What is so special about UX in Games?
Insight into the User Experience in Games.
User Experience, or simply UX, is an essential part of any modern IT product. Without any doubt, it has become one of the key domains for mobile game development, along with Game Design, Art etc. To begin with, I suggest the definition of what UX for the mobile game is, why it’s so crucial, and how it differs from the rest of other UX, let’s say an IT product.
User Experience serves as an equivalent of constructing an interaction bridge between the product team (that consists of Engineers and Game Designers) and game players. The main purpose of UX is making the game as clear and intuitive as possible. With the user experience designed correctly, players independently assess and overcome the challenges while playing the game, in other words, they are brought easily and delightfully to the experience as it’s a pleasure to engage with the game.
The goal of UX design is creating a game for a user to feel comfortable with. This includes the game functions and the player controls: a hierarchy of content, intuitive navigation, game mechanics and the functionality of visual elements. UX appeals to the player’s interaction with a game system at all possible levels. But the most important thing is that UX serves the purpose of entertaining and engaging users into play with full compliance of technical and business specification.
What Exactly makes a Mobile Game’s UX so Unique?
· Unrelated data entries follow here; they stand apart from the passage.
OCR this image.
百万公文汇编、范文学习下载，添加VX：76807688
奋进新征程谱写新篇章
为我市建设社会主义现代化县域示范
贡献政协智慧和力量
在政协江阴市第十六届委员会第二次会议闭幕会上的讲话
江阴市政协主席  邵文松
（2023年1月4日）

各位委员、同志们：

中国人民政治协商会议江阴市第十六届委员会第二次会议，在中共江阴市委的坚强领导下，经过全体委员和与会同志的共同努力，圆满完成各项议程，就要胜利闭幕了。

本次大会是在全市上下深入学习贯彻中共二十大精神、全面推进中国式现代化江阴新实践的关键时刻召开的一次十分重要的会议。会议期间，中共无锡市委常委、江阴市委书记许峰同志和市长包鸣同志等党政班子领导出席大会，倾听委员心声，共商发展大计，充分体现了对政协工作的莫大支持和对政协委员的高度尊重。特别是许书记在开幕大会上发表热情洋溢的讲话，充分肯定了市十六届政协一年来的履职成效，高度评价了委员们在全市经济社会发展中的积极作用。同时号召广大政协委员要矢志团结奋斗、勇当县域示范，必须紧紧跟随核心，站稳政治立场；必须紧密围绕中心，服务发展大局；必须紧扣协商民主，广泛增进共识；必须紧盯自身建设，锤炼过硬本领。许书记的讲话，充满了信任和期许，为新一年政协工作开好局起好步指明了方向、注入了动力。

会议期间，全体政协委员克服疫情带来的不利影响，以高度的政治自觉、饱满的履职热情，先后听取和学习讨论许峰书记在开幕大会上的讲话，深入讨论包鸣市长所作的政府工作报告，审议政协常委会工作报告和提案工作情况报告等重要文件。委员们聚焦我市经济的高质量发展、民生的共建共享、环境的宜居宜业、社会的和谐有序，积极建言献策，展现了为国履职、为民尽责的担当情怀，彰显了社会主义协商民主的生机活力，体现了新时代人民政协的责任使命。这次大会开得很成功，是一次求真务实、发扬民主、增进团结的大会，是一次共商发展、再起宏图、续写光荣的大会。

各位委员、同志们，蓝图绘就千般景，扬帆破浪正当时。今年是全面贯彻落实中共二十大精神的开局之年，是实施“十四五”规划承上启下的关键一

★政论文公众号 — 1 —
I would admit that creating the mobile game UX is, in fact, a much more advanced process, since mobile games generally have a more complex architecture and therefore relationship with the user. The game, on its own, is a complex ecosystem where we add features to target different segments of the game’s audience.
The main features come with game mechanics that are engaging enough to either entertain a player or give them an impactful and worthwhile experience, and ‘hook them in’. ‘Hooking an audience in’ is not an easy task and that becomes even harder without having frictionless UX. It should assess and turn complex game mechanics into local and easy-to-use control patterns with all options being intuitive, where players enjoy the process of progressing through levels. Having a clear user interface generally leads to an increase in usage and retention of the audience.
Since we accept the fact that UX affects all the aspects of a game, one of the main tasks for a UX Designer becomes familiarising with the game as a whole, in order to form a decent and solid user experience. Due to that, the commitment of a UX Designer is practically necessary at all stages. If the Game Designer adds features and mechanics to the game, the UX Designer visualises their game idea in a visual form and subtracts anything ‘clunky’ that adds noise to make the game more enjoyable. Among the most successful strategies is the collaborative relationship between a Game Designer and UX Designer at the initial stages of development. Sometimes Game Designers working on their own may generate excellent design ideas which sound great in theory, but when trying to implement them into a concrete interface, it is apparent that they are way too complicated, perhaps nearly impossible for proper implementation. Also, we should keep in mind that some UX solutions may go against technical limitations, so we should always understand the work of the Code team, who will have to translate all these cool ideas and features into reality. These late ‘close calls’ force game production into unpredictable adjustments, usually in the form of simplification, sometimes in a drastic way. I am confident that close communication with all team members at early stages of development is the key to frictionless UX, resulting in an excellent game experience.
Unlike other game genres, a mobile game’s UX exposure covers significant, if not the whole area of the product. It is not just a base layer on its own, but also the whole of the metagame, with a vast majority of the game process taking place within the interface, unlike many PC & console counterparts. What makes it exponentially harder is that console/PC UX doesn’t generally concern itself with monetisation, acquisition, retention, and many other topics related to mobile games. As the cherry on the cake, mobile games are mostly developed to be used on small mobile phone screens (although these are not as small nowadays: mine, for example, does not fit into a pocket). While working on a game, the UX Designer has to comply to the whole variety of screens available. Thus, one of the most common problems while designing a user interface is in trying to negotiate the amount of information that a game is supposed to show at any one time while fitting it all on-screen and making it easy to consume. This is a critical factor in the approach of the UX/UI Designer’s work.
Last, but not the least — designing the interface for a Free To Play game often gets complicated when the developers are not aware of all the potential future features intended for the project. Game development involves the acquisition of new functions in the process of creating the game, which is unknown in early pre-production. That is why it is crucial to consider UX/UI scalability from day one. Nowadays, the most common process is when the product team work in a very agile design way, which often carries a payload of specs and documentation being either severely out of date or not existing at all. This leads to a variety of future challenges for the interface design team. One of the ways of overcoming such challenges requires constant communication and rapid prototyping to keep the interface design correct.